Do Protests Work? – Time for Class Warfare

illustration by Adam Maida in 8/21/17 New Yorker
illustration by Adam Maida in 8/21/17 New Yorker
iIllustration by Adam Maida in 8/21/17 New Yorker

In the August 21, 2017 edition of The New Yorker Nathan Heller writes about the efficacy of protest as a method for social and political change. “Out of Action – do protests work?” raises many interesting questions about protest movements as a means to achieving change. Protected by the First Amendment Americans are largely free to take to the streets and soap boxes to protest or support whatever pleases them. Citing a number of works by others,1 Heller notes that, excepting for the civil rights movement of the 1950s and 60s, very little sustained change has resulted from protests. This outcome is not limited to the US, the much talked about Arab Spring of 2010 largely ended with one repressive regime replacing another after a brief interlude. Heller closes his essay with this:

What was the Women’s March about? Empowerment, human rights, discontent—you know. Why did it matter? Because we were there. Self-government remains a messy, fussy, slow, frustrating business. We do well to remind those working its gears and levers that the public—not just the appalled me but the conjoined us whom the elected serve—is watching and aware. More than two centuries after our country took its shaky first steps, the union is miles from perfection. But it is still on its feet, sometimes striding, frequently stumbling. The march goes on, and someday, not just in our dreams, we’ll make it home.

This analysis, “We’ll muddle our way to a brighter future”, entirely ignores the lessons the ruling class learned and has been applying to our politics for the last 45 and more years.

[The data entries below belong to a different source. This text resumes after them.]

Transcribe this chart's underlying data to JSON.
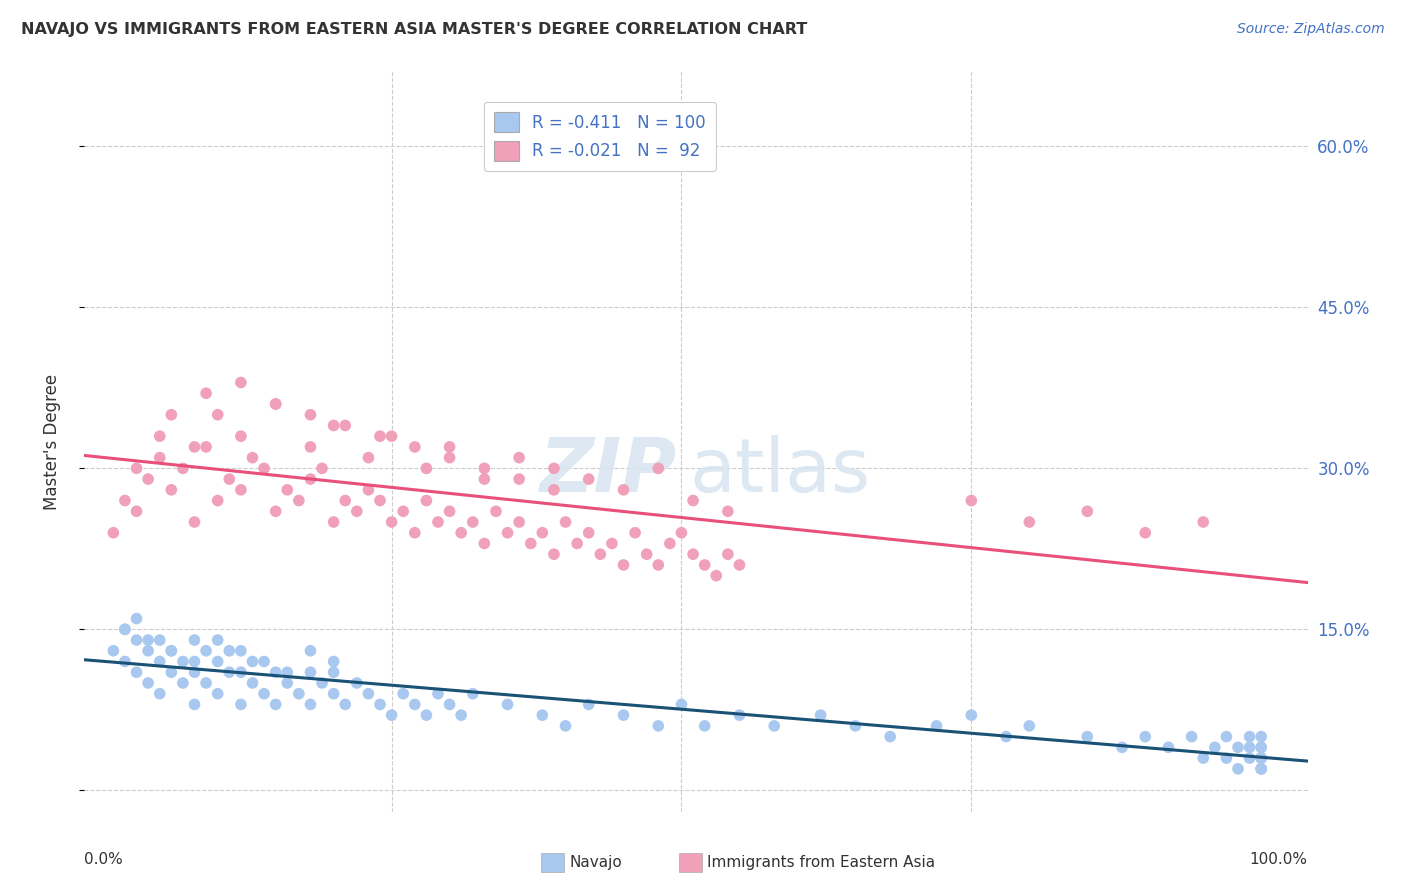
{
  "title": "NAVAJO VS IMMIGRANTS FROM EASTERN ASIA MASTER'S DEGREE CORRELATION CHART",
  "source": "Source: ZipAtlas.com",
  "ylabel": "Master's Degree",
  "legend_label1": "Navajo",
  "legend_label2": "Immigrants from Eastern Asia",
  "r1": "-0.411",
  "n1": "100",
  "r2": "-0.021",
  "n2": "92",
  "ylim_min": -2.0,
  "ylim_max": 67.0,
  "xlim_min": -1.5,
  "xlim_max": 104.0,
  "yticks": [
    0.0,
    15.0,
    30.0,
    45.0,
    60.0
  ],
  "ytick_labels": [
    "",
    "15.0%",
    "30.0%",
    "45.0%",
    "60.0%"
  ],
  "color_blue": "#A8C8F0",
  "color_pink": "#F0A0B8",
  "line_blue": "#1A5276",
  "line_pink": "#E8507A",
  "background": "#FFFFFF",
  "grid_color": "#CCCCCC",
  "navajo_x": [
    1,
    2,
    2,
    3,
    3,
    3,
    4,
    4,
    5,
    5,
    5,
    6,
    6,
    7,
    7,
    8,
    8,
    8,
    9,
    9,
    10,
    10,
    11,
    11,
    12,
    12,
    13,
    13,
    14,
    15,
    15,
    16,
    17,
    18,
    18,
    19,
    20,
    20,
    21,
    22,
    23,
    24,
    25,
    26,
    27,
    28,
    29,
    30,
    31,
    32,
    35,
    38,
    40,
    42,
    45,
    48,
    50,
    52,
    55,
    58,
    62,
    65,
    68,
    72,
    75,
    78,
    80,
    85,
    88,
    90,
    92,
    94,
    95,
    96,
    97,
    97,
    98,
    98,
    99,
    99,
    99,
    100,
    100,
    100,
    100,
    100,
    100,
    100,
    100,
    100,
    2,
    4,
    6,
    8,
    10,
    12,
    14,
    16,
    18,
    20
  ],
  "navajo_y": [
    13,
    12,
    15,
    11,
    14,
    16,
    10,
    13,
    9,
    12,
    14,
    11,
    13,
    10,
    12,
    8,
    11,
    14,
    10,
    13,
    9,
    12,
    11,
    13,
    8,
    11,
    10,
    12,
    9,
    11,
    8,
    10,
    9,
    11,
    8,
    10,
    9,
    11,
    8,
    10,
    9,
    8,
    7,
    9,
    8,
    7,
    9,
    8,
    7,
    9,
    8,
    7,
    6,
    8,
    7,
    6,
    8,
    6,
    7,
    6,
    7,
    6,
    5,
    6,
    7,
    5,
    6,
    5,
    4,
    5,
    4,
    5,
    3,
    4,
    3,
    5,
    2,
    4,
    3,
    4,
    5,
    2,
    3,
    4,
    5,
    3,
    4,
    2,
    3,
    2,
    15,
    14,
    13,
    12,
    14,
    13,
    12,
    11,
    13,
    12
  ],
  "eastern_x": [
    1,
    2,
    3,
    4,
    5,
    6,
    7,
    8,
    9,
    10,
    11,
    12,
    13,
    14,
    15,
    16,
    17,
    18,
    19,
    20,
    21,
    22,
    23,
    24,
    25,
    26,
    27,
    28,
    29,
    30,
    31,
    32,
    33,
    34,
    35,
    36,
    37,
    38,
    39,
    40,
    41,
    42,
    43,
    44,
    45,
    46,
    47,
    48,
    49,
    50,
    51,
    52,
    53,
    54,
    55,
    3,
    5,
    8,
    10,
    12,
    15,
    18,
    20,
    23,
    25,
    28,
    30,
    33,
    36,
    39,
    42,
    45,
    48,
    51,
    54,
    75,
    80,
    85,
    90,
    95,
    6,
    9,
    12,
    15,
    18,
    21,
    24,
    27,
    30,
    33,
    36,
    39
  ],
  "eastern_y": [
    24,
    27,
    26,
    29,
    31,
    28,
    30,
    25,
    32,
    27,
    29,
    28,
    31,
    30,
    26,
    28,
    27,
    29,
    30,
    25,
    27,
    26,
    28,
    27,
    25,
    26,
    24,
    27,
    25,
    26,
    24,
    25,
    23,
    26,
    24,
    25,
    23,
    24,
    22,
    25,
    23,
    24,
    22,
    23,
    21,
    24,
    22,
    21,
    23,
    24,
    22,
    21,
    20,
    22,
    21,
    30,
    33,
    32,
    35,
    33,
    36,
    32,
    34,
    31,
    33,
    30,
    32,
    29,
    31,
    30,
    29,
    28,
    30,
    27,
    26,
    27,
    25,
    26,
    24,
    25,
    35,
    37,
    38,
    36,
    35,
    34,
    33,
    32,
    31,
    30,
    29,
    28
  ]
}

They did just what Heller describes in his review of the civil rights movement. They planned carefully, strategically and tactically, then worked with great patience to put their plans in motion.

Class Warfare in Action

This resulted during the 1970s and early 1980s in a complete change in the framework of political and social policy. Free-market capitalist ideology became dominant in every sphere of government, the academy, and mass media.2 Remember President Reagan’s first inaugural address, “Government is not the solution to our problems; government is the problem” – that flowed directly from this campaign. Labor unions were attacked. The none too robust social safety net was further weakened. Taxes on the rich and corporations were reduced. All in the name of getting the government off the backs of the job creating class. By the 1990s centrist Democrats, lead most famously by Bill Clinton came to embrace market-based solutions to every problem in sight. This culminated in 1999 in the deregulation of the banking industry. And, note that this phenomenon was not limited to the US. Margaret Thatcher applied the same policies in UK and the World Bank and other global institutions forced it on many other countries.

The enormous growth in income and wealth inequality that has come to light in the last few years has been greatly aggravated by the capture of the government by the rich and corporations. They won the class war by applying themselves to the conquest of the levers of government power. Mass rallies and protest movements were not part of their play book.

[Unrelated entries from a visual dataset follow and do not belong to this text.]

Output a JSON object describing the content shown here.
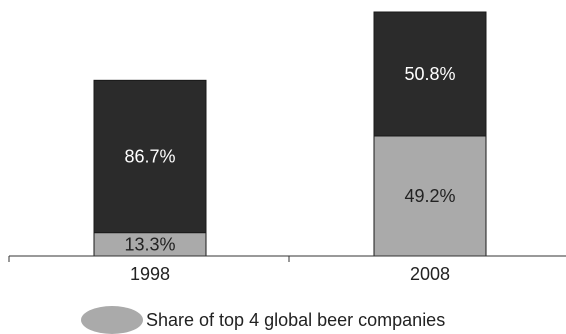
{
  "chart_data": {
    "type": "bar",
    "stacked": true,
    "percent_stacked": true,
    "categories": [
      "1998",
      "2008"
    ],
    "series": [
      {
        "name": "Share of top 4 global beer companies",
        "values": [
          13.3,
          49.2
        ],
        "labels": [
          "13.3%",
          "49.2%"
        ],
        "color": "#aaaaaa",
        "label_color": "#222222"
      },
      {
        "values": [
          86.7,
          50.8
        ],
        "labels": [
          "86.7%",
          "50.8%"
        ],
        "color": "#2b2b2b",
        "label_color": "#ffffff"
      }
    ],
    "bar_totals_relative": [
      0.72,
      1.0
    ],
    "legend": {
      "position": "bottom-center",
      "label": "Share of top 4 global beer companies",
      "marker": "ellipse"
    },
    "grid": false,
    "title": "",
    "xlabel": "",
    "ylabel": ""
  }
}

Time for the Next Class War

Many Americans don’t like the notion of class. After all, America is the land of equality and opportunity. Hard work brings great rewards. Each generation leaves its children better off. This is part of our national religion. The cruel joke here is that the rich and corporations mouth these same words while consistently, with great vigor, grabbing the levers of power and using them to gain advantage and pass it along to their children. The 80 percent of Americans, 260 million strong, who have experienced no real income or wealth growth since the 1970s, nearly fifty years, have got to recognize that they have lived through a war that they could not see but that has made them the losers. The rich and corporations are the victors.

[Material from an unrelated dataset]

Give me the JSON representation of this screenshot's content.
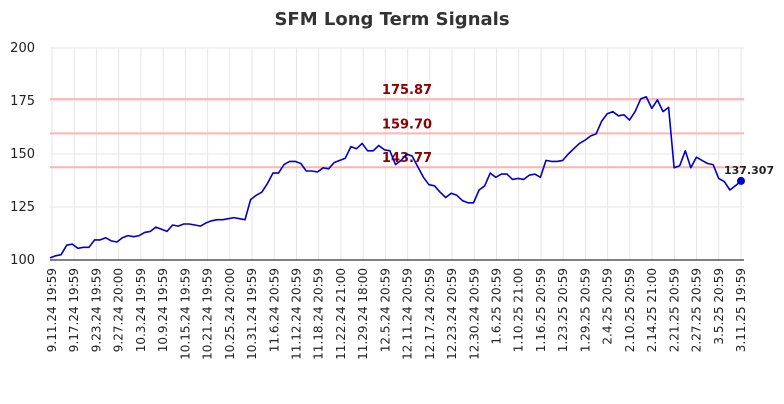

This brings us to the question of how the 80 percent can take back control of the government from the minority 20 percent (the upper middle class including the much mentioned top 1 percent super rich). The only reasonable path is to take back the Democratic party from the Clintons/Obama clack that has been so beholden to Wall St. Without engaging in the question of Bernie Sander’s future viability one undeniable lesson of his 2016 run is that the Democratic Party can separate itself from big money donors and still have the resources to run a robust national campaign. But lets not get ahead of ourselves. There is an enormous need for democrats to run in local and state elections. Then there are the problems of gerrymandered districts and big money to over come. Lots to do.

 

Footnotes

  1. including among them: Srnicek, Nick, and Alex Williams. Inventing the Future: Postcapitalism and a World without WorkHardt and Negri, Assembly; Tufekci, Zeynep. Twitter and Tear Gas: The Power and Fragility of Networked Protest.
  2. Heller makes snide comments about “neoliberalism” – the term used everywhere but the US for free-market capitalist ideology: “(Neoliberalism can broadly refer to any program that involves market-liberal policies—privatization, deregulation, etc.—and so includes everything from Thatcher’s social-expenditure reductions to Obama’s global-trade policies. A moratorium on its use would help solidify a lot of gaseous debate.)” Heller might do well to spend some time understand free-market ideology and its history to know that in fact Thatcher and Obama do belong in the same sphere in this regard.